DJ Jiraya UAI e MC Jacaré, destaques do eletrofunk Reprodução/Instagram A mistura do tamborzão e de vozes do funk com a batida do house ou EDM do eletrônico virou presença garantida nas festas de rua no interior do Brasil. Antes nichado e periférico, o eletrofunk se tornou o gênero “queridinho” nas festas sertanejas e nas listas de músicas mais ouvidas do país. Atualmente, nomes como DJ Brenno Paixão, DJ Jiraya UAI, MC Jacaré e Jeninho se destacam e rodam o país cantando sucessos como “Chapeluda”, “Ela Carrega Minha Bolsa” e “Rua de Ouro” – esta última ocupava o top 50 do Spotify na última semana.

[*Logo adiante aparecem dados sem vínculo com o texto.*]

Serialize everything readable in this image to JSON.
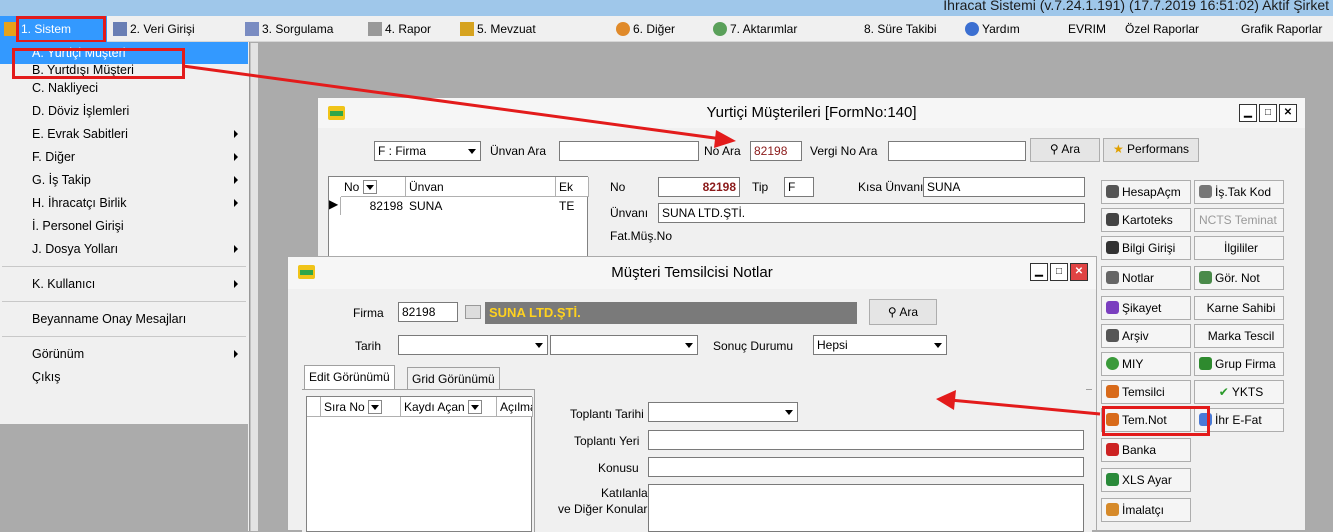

No entanto, mesmo com mais de uma década de história, foi só nos últimos cinco anos que o gênero conseguiu vencer o preconceito dos sertanejos mais tradicionalistas e deixar de tocar apenas nos carros de som e chegar aos principais eventos do interior. Agora no g1 “É funk, mas não é funk” O eletrofunk mistura muitos elementos e, até quem trabalha com gênero, tem dificuldade de explicar suas características. “É um funk que não é funk, é funk mas não é funk.
Tem mais da música eletrônica mesmo”, tenta resumir DJ Jiraya UAI. Porém, vale destacar que funk também é música eletrônica. A grande diferença fica nos elementos mais claros do que é considerado como música eletrônica tradicional, o “putz putz” que se ouve mais em raves do que em bailes de favela.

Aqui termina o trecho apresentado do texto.